Cold? Joanna wondered. She had said she felt warm and cozy. Joanna thought back to Lisa Andrews, shivering as she said she felt warm and safe.
“When do you get cold, Amelia?” she asked.
“Afterward. When I wake up, I’m freezing.”
“Body temperature drops when you’re lying down,” Nurse Hawley said, and Joanna could have throttled her.
“Do you wake up and then get cold, or are you already cold when you wake up?” Joanna asked.
“I don’t know. After, I think,” but there was that same questioning inflection in her voice.
Richard spread a white cotton blanket over Amelia’s body, leaving the arm with the IV uncovered. “How’s that?” he asked her.
“Good.”
“Okay, I’m putting your headphones on,” he said to her. He placed them over her ears upside down, the headband under her chin. So they don’t obstruct the scan, Joanna thought.
“White noise is being fed through the headphones,” Richard said to Joanna. “It masks any stray inner-ear noises along with any outside sound. Amelia?” he said loudly. No answer. “Okay,” he said, stepping around Joanna to take down the cardboard screen in front of the scan. “You ready?”

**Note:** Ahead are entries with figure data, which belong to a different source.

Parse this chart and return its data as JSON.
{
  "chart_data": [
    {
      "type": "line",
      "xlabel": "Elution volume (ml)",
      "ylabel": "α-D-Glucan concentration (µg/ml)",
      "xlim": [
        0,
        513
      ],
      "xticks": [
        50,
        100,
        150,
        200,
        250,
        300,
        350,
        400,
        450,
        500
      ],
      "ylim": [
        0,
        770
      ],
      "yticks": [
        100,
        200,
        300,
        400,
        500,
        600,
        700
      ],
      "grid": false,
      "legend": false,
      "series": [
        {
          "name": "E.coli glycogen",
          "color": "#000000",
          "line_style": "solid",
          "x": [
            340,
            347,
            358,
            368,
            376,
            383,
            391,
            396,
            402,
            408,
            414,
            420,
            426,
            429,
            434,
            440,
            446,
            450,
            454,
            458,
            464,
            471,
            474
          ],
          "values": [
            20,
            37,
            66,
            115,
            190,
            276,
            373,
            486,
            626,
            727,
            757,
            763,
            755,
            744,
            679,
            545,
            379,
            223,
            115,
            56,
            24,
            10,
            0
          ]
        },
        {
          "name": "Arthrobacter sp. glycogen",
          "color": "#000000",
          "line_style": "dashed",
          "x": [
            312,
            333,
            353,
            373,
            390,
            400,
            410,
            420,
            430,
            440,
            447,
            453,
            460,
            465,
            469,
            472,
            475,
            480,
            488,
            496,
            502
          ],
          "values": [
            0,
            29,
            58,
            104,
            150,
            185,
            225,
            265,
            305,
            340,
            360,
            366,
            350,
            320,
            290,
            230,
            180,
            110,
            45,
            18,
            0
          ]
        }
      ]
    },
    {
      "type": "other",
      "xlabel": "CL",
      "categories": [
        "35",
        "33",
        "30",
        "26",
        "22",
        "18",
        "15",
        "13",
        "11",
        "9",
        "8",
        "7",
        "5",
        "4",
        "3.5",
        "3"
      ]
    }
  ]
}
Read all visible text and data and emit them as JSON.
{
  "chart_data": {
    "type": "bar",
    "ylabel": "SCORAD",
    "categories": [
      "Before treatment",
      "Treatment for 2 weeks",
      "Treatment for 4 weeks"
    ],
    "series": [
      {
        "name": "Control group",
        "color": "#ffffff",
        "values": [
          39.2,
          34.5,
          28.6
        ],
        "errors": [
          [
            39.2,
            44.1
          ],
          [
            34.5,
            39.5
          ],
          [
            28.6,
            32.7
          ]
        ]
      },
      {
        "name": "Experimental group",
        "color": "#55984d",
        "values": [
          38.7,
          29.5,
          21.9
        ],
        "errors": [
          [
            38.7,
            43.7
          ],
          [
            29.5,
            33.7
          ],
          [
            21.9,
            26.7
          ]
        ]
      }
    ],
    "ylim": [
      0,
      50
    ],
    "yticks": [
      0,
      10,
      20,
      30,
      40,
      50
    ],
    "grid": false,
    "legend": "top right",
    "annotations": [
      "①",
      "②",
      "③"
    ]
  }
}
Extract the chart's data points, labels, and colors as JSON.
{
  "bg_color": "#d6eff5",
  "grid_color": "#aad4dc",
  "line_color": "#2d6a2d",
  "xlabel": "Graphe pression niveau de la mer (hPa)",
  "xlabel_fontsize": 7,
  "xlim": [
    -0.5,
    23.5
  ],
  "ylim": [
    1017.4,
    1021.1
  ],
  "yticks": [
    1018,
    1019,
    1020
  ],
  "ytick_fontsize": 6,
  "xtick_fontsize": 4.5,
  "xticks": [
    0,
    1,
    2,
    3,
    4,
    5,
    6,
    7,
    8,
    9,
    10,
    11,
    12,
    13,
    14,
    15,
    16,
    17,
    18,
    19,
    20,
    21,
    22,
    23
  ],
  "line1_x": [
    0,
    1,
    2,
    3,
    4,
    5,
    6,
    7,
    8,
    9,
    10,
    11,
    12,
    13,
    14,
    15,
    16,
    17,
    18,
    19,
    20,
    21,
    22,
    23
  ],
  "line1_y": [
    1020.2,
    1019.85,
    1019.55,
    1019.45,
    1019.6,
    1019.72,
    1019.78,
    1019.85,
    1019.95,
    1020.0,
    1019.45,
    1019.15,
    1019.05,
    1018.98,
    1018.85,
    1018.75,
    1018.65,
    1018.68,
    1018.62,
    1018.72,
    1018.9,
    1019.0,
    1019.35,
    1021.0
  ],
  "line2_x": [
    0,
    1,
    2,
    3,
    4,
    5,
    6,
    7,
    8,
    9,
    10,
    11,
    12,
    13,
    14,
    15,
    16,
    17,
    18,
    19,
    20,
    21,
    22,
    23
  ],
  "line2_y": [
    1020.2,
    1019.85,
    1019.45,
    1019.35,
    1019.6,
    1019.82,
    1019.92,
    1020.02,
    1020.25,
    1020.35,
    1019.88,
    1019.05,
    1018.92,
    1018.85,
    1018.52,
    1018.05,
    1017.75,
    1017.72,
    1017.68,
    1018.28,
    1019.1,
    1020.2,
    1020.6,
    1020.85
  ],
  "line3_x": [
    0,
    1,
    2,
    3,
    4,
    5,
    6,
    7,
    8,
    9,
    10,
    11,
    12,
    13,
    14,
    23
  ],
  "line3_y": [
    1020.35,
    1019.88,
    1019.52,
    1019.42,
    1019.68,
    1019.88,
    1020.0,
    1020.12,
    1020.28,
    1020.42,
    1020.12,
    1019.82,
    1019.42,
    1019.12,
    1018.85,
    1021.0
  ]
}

“Yes,” Joanna said, but looking down at Amelia, lying still and silent under the white blanket, her black hair splayed out around her head, she felt a shiver of anxiety. “You’re sure this procedure is safe?”
“I’m sure,” Richard said. “And you don’t have to whisper. Amelia can’t hear you. It’s perfectly safe.”
That’s what the passengers on the Hindenburg thought, Joanna thought. And Mr. O’Reirdon had coded in the middle of a scan. “But what if something did go wrong while Amelia’s under?”
“There’s a program that continuously monitors the vitals readouts and the RIPT scan images,” Richard said. “Any abnormality in brain function or heart activity triggers a computer alarm that automatically stops the dithetamine and administers norepinephrine. If it’s a serious problem, the computer’s hooked up to the code alarm for a crash cart team.”